January 2020 - Week 16 - Happy New Release


Summary

  • Four-month retrospective
  • Continuing with first tutorial
  • Buttery smooth scroll and zoom
  • Release 0.6

Happy New Year dear reader! I hope this year brings you joy, happiness and fulfilment.

This week marks four months of my Patreon campaign, so time for a retro-retro-retrospective. 

What went well?

I learnt a lot about AWS and produced a platform that runs games specific to a user's location. Multiple users can play in the same world when they are within about a square mile of each other. Worlds persist and users returning to the same location will be able to continue playing in that world.

I maintained a steady level of productivity, releasing monthly builds and weekly development logs. Barring one occasion of feeling burnt out and the painful story-writing attempts, I still feel positive and I'm eager to continue.

I got myself out to numerous game development and creatives' meetups. I've met a number of interesting people and expanded my social network. I've done a number of play-tests, taking notes without prompting or guiding.

I increased my social-media presence, although that's not hard to do when one is starting from virtually zero.

My physical health has improved. It's not something I've been measuring but friends and family have commented positively on my weight loss. I put this down to my daily Tai Chi practice and more healthy eating.

I'm the least qualified to comment objectively on my mental health :-). Inevitably long periods of being alone leads to negative thoughts. However I feel more conscious of my thoughts and more able to dismiss negativity. Again, I think Tai Chi helps here but the scope of this project is so large that it keeps me occupied and I enjoy thinking about it.

What can I improve?

The cloud platform is an achievement but what difference does it make for the user? Almost nothing. The chance of encountering another player within a mile is negligible. The only attraction is in making one's mark but there's no guarantee that mark won't be erased by another. Action: No more cloud development until the game is fun to play.
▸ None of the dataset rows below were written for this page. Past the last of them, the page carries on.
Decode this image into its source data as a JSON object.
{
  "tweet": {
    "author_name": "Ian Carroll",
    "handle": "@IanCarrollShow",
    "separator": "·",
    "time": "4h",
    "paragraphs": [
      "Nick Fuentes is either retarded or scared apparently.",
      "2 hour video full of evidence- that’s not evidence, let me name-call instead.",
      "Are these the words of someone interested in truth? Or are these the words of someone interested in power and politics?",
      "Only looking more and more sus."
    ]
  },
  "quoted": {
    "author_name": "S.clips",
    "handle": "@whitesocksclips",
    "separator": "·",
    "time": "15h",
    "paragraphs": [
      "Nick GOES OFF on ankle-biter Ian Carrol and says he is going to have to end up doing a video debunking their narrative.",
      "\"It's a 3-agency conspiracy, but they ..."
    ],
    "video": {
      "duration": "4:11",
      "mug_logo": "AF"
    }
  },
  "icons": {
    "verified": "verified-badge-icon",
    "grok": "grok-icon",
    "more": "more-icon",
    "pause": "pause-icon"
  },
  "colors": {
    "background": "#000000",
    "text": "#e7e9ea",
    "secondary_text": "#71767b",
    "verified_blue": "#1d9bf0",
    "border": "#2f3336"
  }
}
There aren't enough hours in the day. Action: Try slowly reducing the amount of time I sleep and make up for it with short meditation sessions during the day.

I attended a Tech Meetup talk on continuous delivery feeling somewhat smug about my build pipelines. Then it occurred to me that the final step in the process - delivering the product to the customer - is terrible. Action: Investigate getting the app on the Windows and Mac stores.

Although I've made new connections I've not been good at following up and maintaining them. Action: More pro-active social media and taking greater interest in what others are doing.

Apart from weekly posts and monthly releases I've not asked anything of my patrons. I don't want to waste people's time but I shouldn't be afraid to ask for help. Action: Once I have a build that is fun to play, make a questionnaire and ask my patrons to play the game and fill in the questionnaire.

I have no patrons that are not friends or family.  Action: Once I have a build that is fun to play, start marketing more aggressively. Grrrrr :-) Spend some money on marketing.

Making a release could be streamlined. Action: Have one place for the build version and make a script that updates all the necessary files.

This Week

This week I've continued with the tutorial; trying to reduce what is explained to the essentials, adding in commands to wait for the player to do things and saving and restoring script state. I finished changing the camera to being pixel, rather than tile, accurate. The video above shows how buttery smooth it is on the left compared to the janky version on the right.

I had one play-test of the new tutorial and gained two very useful insights. The user's model of the world was vertically inverted; they thought the high terrain was down low and attempted to mine into "Open Space" which appeared to them like solid rock. Looking over previous play-test notes I found another user had tried to mine over a river in the same way. This is a problem with the darkening of terrain below when a tool is in use. I think the way to fix this is to desaturate instead of darkening levels below. The second insight was the user attempting to mine open terrain. I've seen other user's try this and I'm going to experiment with the mine tool being context-sensitive so that mining on open terrain mines a staircase down into the ground.

Release 0.6

  • The start of the first tutorial
  • Buttery smooth scrolling and zooming
  • Improvements to navigation around flowing water
  • Harvest and Chop-Trees tools have been combined

The tutorial will currently only work in local games. A future release will have the tutorial and other scripted stories working in networked and cloud games.

This build is available for $3-tier patrons from itch.io.

In the coming week I will be continuing with the tutorial, adding more story and finding a balance between explaining all controls and explaining enough so that users can enjoy discovering the others themselves.

If you try the new tutorial do let me know how you get on, your feedback is much appreciated and the best way I can improve this game.